TAG is short for the Theoretical Archaeology Group, which is a conference that takes place every year in December. Whilst undertaking my degree I went to several of these conferences as a spectator...not this time! I was asked by Phil and Cara to take part in their session titled; New approaches to archaeological outreach, engagement and ownership. My presentation was to outline the work I had done with the Dighty Connect and to discuss the amazing project I am involved with called Playing the Past. The aim of this outreach project is to get young people involved in archaeology through their love of football. We will be investigating the history of defunct Scottish football teams and their stadiums, the first phase to take place in Edinburgh and Glasgow.
|Cathkin Park, Glasgow. This stadium belonged to Thrird Lanark which we will be investigating as part of the project.|
We have a number of project partners linked to the project who are keen to get going with it! My presentation discussed the teams to be investigated; St Bernard's FC in Edinburgh and Third Lanark in Glasgow. I also talked about how we would be working with Football Memories which is a charity that comes under Alzheimer Scotland. The idea behind this is that we will be working with Alzheimer sufferers after having completed standing building surveys of old stadiums, 3D models will then be created from that data. We will ask the individuals suffering from Alzheimers to recall where they sat to watch the football matches of the past, which will hopefully begin a reminiscence of their own stories relating to the team they supported. Such oral histories will be recorded to add to our knowledge and to pass on to younger members of the communities we will be working with. By doing this we hope to create a stronger bond in the community regardless of age, social standing, ethnic background and gender...and to have fun researching a sport loved by many people not just in Scotland, but the world over!
After the Christmas and New Year holidays the Adopt-a-Monument team went to Ardnamurchan to undertake some survey work for the Ardnamurchan Transitions Project. The team did some geophysical survey, we walked around a number of potential sites and began to plan for the summer season. We also got to meet the local school again who came for a site visit, their teachers were teaching them about Vikings so they were very intrigued by the Viking Boat Burial! Some of the local community are keen to get more involved with the archaeology of Ardnamurchan which the Adopt-a-Monument team are only too happy to facilitate.

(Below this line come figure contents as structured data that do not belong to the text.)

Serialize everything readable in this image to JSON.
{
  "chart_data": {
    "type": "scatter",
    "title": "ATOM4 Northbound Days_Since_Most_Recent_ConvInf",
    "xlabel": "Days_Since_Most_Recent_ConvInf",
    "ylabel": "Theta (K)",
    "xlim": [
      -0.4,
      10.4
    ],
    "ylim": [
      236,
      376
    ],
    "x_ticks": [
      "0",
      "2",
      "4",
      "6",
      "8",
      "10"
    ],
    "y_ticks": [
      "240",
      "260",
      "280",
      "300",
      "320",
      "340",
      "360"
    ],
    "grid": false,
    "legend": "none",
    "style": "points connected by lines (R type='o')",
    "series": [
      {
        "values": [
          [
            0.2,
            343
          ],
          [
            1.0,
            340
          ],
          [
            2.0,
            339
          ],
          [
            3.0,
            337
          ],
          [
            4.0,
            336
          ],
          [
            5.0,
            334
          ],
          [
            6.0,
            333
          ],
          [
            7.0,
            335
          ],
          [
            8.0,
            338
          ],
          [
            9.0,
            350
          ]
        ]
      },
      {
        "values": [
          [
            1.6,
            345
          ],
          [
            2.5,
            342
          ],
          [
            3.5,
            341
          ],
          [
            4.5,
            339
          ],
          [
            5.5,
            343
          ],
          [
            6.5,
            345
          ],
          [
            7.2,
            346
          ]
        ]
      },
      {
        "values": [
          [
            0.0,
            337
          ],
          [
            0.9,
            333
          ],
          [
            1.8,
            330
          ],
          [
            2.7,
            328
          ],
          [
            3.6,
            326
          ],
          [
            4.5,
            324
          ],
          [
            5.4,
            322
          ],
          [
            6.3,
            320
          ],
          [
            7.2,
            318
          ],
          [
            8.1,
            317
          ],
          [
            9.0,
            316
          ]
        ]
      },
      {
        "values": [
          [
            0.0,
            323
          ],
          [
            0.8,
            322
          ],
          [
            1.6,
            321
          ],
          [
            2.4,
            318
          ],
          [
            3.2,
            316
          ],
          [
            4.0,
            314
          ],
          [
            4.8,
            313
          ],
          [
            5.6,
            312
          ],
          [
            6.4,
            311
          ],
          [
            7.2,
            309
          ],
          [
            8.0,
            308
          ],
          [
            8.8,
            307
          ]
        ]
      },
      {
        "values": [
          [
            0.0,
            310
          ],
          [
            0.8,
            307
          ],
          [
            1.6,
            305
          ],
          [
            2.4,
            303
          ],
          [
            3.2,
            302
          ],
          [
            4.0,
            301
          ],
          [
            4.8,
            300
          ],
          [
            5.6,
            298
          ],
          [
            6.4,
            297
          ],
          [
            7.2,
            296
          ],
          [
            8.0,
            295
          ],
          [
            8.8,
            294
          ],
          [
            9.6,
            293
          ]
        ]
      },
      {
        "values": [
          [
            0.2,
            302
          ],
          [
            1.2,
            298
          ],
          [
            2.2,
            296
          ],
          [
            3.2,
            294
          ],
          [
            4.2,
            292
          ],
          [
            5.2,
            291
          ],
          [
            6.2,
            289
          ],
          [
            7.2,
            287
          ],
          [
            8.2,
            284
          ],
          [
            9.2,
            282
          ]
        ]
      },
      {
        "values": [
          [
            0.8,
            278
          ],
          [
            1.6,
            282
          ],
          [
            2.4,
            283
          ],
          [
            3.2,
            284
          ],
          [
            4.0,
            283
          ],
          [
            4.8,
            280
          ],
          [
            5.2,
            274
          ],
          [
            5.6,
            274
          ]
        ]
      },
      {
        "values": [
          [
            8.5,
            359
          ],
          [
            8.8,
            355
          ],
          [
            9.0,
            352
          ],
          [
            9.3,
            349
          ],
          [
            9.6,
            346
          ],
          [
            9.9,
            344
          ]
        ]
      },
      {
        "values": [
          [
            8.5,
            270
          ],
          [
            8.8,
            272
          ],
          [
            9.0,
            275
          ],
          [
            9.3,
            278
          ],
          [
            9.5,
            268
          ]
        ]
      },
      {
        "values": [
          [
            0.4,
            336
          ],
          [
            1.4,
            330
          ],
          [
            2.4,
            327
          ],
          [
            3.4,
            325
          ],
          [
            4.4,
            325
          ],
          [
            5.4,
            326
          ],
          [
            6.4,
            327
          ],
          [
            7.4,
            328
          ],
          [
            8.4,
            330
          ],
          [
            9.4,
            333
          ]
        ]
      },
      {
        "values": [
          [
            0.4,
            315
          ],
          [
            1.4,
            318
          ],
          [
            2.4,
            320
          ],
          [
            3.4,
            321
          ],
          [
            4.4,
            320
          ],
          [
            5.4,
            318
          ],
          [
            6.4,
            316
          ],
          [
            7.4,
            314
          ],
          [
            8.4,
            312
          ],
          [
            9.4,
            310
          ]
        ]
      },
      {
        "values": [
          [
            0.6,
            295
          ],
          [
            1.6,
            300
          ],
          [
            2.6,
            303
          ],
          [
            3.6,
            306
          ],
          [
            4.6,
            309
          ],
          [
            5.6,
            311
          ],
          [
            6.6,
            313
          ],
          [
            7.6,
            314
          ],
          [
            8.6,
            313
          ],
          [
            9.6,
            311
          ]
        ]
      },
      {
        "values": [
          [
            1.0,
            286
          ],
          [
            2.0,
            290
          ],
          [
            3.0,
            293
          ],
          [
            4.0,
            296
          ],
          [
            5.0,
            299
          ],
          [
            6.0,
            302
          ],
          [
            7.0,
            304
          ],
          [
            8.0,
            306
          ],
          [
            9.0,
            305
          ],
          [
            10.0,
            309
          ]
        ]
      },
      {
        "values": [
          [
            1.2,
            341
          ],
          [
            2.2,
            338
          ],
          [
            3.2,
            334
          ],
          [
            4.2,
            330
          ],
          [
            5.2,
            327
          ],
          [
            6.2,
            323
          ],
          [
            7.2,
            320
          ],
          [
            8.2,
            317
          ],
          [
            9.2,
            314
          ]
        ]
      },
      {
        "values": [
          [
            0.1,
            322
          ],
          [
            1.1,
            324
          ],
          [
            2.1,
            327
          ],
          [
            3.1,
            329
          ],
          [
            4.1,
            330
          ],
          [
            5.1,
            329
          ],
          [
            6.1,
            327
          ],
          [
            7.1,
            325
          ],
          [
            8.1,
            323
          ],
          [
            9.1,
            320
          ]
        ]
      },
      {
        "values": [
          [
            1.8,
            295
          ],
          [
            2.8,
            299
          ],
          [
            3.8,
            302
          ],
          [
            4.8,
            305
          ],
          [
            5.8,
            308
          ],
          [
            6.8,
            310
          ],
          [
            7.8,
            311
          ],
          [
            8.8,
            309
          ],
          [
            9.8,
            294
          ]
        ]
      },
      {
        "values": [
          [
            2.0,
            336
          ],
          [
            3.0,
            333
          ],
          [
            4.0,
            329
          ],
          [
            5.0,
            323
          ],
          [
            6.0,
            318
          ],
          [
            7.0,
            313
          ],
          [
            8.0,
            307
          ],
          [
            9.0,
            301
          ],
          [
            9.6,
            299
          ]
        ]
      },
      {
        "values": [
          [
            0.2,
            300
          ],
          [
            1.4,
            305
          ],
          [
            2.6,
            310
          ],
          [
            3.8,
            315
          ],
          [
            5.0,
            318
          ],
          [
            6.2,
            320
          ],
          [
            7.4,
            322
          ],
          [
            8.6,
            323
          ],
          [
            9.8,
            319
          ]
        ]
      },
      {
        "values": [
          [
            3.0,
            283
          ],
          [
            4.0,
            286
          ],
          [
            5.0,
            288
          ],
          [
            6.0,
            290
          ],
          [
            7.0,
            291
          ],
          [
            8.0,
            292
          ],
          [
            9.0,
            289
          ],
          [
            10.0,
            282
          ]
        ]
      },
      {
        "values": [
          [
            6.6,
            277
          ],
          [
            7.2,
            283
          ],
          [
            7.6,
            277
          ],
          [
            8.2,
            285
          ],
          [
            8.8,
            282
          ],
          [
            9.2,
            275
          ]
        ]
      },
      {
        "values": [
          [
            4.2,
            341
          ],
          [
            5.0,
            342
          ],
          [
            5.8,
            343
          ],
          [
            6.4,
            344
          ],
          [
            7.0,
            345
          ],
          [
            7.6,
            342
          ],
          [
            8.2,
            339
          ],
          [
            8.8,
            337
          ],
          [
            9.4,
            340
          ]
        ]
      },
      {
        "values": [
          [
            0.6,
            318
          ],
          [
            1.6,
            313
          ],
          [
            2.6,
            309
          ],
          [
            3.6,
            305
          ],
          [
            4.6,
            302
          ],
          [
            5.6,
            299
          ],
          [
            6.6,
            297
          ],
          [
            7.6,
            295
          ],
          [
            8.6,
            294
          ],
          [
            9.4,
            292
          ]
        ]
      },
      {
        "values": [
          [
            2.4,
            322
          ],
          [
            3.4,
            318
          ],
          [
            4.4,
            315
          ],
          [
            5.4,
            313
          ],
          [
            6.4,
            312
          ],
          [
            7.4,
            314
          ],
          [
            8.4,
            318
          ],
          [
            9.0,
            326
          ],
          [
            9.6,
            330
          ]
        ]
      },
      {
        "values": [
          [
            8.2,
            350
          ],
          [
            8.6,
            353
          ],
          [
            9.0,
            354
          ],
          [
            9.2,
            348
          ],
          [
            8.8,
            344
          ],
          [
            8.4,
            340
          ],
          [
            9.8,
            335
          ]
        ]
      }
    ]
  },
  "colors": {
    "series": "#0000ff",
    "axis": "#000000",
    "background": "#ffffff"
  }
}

|Standing Stone in Ardnamurchan|
Soooo as you can see I have had a busy few months, meeting new people, doing my first presentation at a big conference, doing LOTS of paperwork in preparation for our amazing new project and generally having a grand time whilst training in a role I hope to pursue after my bursary has ended. I would urge anyone who is interested in community archaeology to apply for the September/October 2013 round of placements because I am learning so much from the amazing folk at Archaeology Scotland and having fun at the same time.